Beschreibung

Die Greifswalder Familienstudie fand ihren Ursprung in der großen bevölkerungsassoziierten Untersuchung “Study of Health in Pomeraniy (SHIP). In SHIP wurden zwischen 1997 und 2000 etwa 4300 Frauen und Männer zwischen dem 20. und 79. Lebensjahr in Mecklenburg-Vorpommern umfangreich medizinisch und mittels psychosozialer Fragebögen untersucht.

Aus dieser Stichprobe wurden für die Familienstudie alle Personen ausgewählt die angaben a) mit Kindern zusammen im Haushalt zu leben, b) selbst zumindest zeitweise Alkohol zu trinken und die zwischen dem 30. und 50. Lebensjahr alt waren. Insgesamt konnten 311 Familien, davon 387 Jugendliche und 527 Eltern vollständig untersucht werden.

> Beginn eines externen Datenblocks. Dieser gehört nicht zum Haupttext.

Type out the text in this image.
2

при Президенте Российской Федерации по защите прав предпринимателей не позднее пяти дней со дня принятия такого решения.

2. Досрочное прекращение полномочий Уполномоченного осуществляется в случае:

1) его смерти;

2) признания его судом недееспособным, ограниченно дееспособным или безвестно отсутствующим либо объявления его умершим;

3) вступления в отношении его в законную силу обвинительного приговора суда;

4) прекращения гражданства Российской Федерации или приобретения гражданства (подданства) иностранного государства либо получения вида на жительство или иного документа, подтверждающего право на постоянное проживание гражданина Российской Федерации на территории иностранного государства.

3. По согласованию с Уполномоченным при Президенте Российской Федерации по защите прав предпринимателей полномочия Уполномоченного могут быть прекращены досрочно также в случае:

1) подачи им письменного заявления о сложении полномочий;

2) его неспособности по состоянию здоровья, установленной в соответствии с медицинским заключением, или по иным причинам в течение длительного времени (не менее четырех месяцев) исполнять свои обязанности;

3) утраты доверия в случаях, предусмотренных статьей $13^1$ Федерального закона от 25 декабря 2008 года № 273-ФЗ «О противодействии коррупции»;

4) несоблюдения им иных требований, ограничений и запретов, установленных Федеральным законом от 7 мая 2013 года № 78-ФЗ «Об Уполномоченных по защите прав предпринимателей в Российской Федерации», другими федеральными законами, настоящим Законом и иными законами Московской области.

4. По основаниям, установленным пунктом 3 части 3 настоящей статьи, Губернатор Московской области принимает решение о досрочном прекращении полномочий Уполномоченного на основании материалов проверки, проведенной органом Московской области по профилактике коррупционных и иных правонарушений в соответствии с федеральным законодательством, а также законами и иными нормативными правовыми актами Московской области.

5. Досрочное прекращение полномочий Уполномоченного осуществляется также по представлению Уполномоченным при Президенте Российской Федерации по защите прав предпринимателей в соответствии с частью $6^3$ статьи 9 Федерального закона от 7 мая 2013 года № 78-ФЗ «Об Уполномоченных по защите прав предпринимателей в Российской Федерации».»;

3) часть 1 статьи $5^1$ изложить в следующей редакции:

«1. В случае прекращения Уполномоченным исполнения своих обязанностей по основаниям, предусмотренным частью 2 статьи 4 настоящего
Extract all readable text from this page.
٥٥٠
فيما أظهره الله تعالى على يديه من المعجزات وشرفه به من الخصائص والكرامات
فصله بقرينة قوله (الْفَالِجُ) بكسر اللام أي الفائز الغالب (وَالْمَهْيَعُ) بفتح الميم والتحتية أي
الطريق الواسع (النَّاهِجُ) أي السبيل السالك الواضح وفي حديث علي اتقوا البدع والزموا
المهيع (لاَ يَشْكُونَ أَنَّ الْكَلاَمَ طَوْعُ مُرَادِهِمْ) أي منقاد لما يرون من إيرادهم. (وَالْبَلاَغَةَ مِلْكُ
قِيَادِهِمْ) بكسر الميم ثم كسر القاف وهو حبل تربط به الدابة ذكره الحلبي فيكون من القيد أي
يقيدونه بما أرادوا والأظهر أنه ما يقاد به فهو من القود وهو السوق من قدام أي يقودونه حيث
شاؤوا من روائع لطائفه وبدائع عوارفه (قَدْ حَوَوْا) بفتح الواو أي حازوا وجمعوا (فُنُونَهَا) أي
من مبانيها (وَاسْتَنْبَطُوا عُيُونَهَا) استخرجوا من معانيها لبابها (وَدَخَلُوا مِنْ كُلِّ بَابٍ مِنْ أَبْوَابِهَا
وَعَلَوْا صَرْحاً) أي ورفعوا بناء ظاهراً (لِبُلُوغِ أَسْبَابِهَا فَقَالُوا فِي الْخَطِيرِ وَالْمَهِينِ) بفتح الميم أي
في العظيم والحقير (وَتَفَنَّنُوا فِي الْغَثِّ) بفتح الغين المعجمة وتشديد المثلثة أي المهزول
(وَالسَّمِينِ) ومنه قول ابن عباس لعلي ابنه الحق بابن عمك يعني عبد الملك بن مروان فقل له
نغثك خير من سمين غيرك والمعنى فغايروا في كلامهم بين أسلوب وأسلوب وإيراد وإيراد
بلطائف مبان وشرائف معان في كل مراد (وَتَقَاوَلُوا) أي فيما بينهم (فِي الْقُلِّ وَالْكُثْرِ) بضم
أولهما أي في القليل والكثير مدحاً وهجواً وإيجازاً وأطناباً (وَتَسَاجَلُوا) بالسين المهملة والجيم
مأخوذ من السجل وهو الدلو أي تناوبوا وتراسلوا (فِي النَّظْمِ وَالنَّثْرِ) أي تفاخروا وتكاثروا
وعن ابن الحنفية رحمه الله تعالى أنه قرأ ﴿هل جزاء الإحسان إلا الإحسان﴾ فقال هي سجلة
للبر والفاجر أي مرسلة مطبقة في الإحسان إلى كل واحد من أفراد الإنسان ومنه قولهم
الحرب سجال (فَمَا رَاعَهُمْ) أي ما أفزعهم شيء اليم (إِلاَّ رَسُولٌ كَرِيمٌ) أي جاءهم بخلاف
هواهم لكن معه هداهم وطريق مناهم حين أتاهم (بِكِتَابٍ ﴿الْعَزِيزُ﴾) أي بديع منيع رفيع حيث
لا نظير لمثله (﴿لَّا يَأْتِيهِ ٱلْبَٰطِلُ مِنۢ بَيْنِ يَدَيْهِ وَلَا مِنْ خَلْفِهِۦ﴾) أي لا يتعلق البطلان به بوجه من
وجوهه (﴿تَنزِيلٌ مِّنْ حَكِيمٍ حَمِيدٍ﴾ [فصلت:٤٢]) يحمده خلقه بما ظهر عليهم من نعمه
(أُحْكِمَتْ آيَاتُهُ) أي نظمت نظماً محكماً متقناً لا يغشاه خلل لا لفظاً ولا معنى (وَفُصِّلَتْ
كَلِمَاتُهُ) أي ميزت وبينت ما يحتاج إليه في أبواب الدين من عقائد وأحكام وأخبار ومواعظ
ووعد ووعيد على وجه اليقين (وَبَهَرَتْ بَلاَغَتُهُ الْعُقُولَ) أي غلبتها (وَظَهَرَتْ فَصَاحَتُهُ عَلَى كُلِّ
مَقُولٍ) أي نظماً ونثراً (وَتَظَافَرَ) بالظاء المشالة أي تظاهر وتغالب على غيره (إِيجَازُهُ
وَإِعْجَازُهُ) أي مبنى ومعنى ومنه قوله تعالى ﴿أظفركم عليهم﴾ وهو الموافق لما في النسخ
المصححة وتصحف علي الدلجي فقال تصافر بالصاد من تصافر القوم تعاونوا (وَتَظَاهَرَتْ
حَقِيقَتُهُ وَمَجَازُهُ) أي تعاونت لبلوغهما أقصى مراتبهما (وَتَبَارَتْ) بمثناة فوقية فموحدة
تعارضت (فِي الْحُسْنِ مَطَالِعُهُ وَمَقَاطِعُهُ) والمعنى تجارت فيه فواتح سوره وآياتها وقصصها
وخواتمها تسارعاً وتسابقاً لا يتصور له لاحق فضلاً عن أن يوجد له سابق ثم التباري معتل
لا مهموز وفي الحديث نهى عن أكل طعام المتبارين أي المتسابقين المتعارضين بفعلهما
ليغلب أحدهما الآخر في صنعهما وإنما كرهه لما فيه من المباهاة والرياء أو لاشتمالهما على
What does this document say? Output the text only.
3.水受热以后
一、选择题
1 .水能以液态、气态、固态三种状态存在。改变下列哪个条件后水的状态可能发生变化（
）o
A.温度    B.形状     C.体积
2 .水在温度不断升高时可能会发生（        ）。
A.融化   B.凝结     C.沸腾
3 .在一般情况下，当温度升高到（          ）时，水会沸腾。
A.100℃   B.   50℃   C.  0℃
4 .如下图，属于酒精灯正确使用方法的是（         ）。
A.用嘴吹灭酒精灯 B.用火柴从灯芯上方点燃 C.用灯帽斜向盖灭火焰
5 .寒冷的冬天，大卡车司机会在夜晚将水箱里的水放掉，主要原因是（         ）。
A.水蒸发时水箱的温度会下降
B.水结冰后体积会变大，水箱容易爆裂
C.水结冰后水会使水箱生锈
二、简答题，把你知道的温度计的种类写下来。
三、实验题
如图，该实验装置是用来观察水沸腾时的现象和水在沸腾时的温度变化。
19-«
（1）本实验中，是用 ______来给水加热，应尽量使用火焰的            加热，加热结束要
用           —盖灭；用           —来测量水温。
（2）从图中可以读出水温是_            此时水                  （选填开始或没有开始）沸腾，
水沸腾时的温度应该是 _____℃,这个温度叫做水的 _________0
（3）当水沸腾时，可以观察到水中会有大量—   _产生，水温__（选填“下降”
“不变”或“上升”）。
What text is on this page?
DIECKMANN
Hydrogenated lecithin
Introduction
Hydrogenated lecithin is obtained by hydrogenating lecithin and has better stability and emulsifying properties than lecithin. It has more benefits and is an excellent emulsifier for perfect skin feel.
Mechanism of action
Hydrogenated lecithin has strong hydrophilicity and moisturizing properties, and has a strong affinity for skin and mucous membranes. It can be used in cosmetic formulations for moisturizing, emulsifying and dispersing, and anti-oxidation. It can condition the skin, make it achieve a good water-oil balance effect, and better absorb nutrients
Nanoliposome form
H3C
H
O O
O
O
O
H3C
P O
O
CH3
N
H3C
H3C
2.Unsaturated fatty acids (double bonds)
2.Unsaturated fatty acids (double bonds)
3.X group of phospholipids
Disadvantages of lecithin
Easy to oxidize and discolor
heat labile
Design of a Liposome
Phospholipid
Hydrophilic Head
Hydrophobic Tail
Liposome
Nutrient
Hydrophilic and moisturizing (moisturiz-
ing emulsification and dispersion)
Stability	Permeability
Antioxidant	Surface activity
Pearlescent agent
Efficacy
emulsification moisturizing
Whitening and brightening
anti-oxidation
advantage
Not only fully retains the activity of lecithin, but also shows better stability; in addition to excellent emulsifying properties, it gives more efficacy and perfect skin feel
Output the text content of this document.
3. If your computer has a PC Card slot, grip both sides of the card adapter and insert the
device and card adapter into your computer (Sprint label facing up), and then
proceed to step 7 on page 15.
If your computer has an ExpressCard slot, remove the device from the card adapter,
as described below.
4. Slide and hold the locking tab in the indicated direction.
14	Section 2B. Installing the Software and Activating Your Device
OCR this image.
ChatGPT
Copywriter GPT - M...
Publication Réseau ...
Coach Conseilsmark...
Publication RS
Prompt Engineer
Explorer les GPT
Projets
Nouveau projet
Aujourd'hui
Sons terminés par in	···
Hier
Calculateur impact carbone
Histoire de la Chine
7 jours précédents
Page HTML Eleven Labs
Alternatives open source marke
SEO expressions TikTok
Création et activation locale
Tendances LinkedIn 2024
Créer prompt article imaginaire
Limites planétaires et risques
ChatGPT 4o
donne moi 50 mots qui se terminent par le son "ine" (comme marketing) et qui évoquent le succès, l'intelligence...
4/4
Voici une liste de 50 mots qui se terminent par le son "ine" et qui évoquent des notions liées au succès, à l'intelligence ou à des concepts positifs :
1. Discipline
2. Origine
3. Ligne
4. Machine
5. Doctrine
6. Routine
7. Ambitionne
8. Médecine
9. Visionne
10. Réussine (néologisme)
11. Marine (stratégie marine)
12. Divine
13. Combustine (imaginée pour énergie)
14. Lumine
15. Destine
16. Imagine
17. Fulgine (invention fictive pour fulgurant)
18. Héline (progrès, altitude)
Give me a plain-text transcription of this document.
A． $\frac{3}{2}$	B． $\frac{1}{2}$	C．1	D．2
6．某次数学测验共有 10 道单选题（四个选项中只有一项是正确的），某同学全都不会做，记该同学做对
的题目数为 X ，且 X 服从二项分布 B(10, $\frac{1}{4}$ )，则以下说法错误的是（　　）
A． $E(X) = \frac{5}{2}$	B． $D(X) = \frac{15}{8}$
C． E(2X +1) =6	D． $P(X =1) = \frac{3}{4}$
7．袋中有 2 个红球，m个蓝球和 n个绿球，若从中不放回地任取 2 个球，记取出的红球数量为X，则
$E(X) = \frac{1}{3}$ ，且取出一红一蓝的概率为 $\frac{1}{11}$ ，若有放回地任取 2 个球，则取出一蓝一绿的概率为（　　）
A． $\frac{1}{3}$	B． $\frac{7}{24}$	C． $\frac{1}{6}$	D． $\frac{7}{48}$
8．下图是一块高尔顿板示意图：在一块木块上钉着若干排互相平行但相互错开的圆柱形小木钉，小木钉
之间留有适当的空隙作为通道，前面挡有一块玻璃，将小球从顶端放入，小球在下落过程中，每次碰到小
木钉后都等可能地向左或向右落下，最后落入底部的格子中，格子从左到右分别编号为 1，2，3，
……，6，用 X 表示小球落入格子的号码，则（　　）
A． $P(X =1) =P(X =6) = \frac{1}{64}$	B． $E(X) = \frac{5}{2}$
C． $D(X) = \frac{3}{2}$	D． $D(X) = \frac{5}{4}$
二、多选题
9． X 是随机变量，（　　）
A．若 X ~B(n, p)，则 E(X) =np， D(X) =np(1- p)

Eltern und deren jugendliche Kinder wurden mit einer Vielzahl von Interviews in ihren Haushalten untersucht. Wir verwendeten Diagnostische Interviews für Psychische Störungen, das Strukturierten Interview zur Genetik von Alkoholismus sowie Intelligenztests für Erwachsene und Kinder. Zusätzlich kamen verschiedene Fragebögen zur Anwendung. Dies waren Fragebögen zur Erfassung von Erziehungsverhalten, emotionalen- und Verhaltensproblemen, Selbstwert, Substanzgebrauch im Freundeskreis, Persönlichkeitsmerkmalen und Geburtskomplikationen. Außerdem konnte eine DNA-Bank mit ca. 650 Proben gesammelt werden.

Der erste Messzeitpunkt (gefördert vom Bundesministerium für Bildung und Forschung) lag zwischen 1998-2001. Zwischen 2004 und 2007 wurden alle Familien erneut untersucht. Zum zweiten Messzeitpunkt wurden darüber hinaus alle Jugendlichen (N=387) umfänglich neuropsychologisch und neurophysiologisch untersucht. Vor kurzem hat eine zweite Nachuntersuchung aller Familien begonnen. Die zweite und die aktuelle dritte Runde wurden bzw. werden durch die Deutsche Forschungsgemeinschaft (DFG) gefördert.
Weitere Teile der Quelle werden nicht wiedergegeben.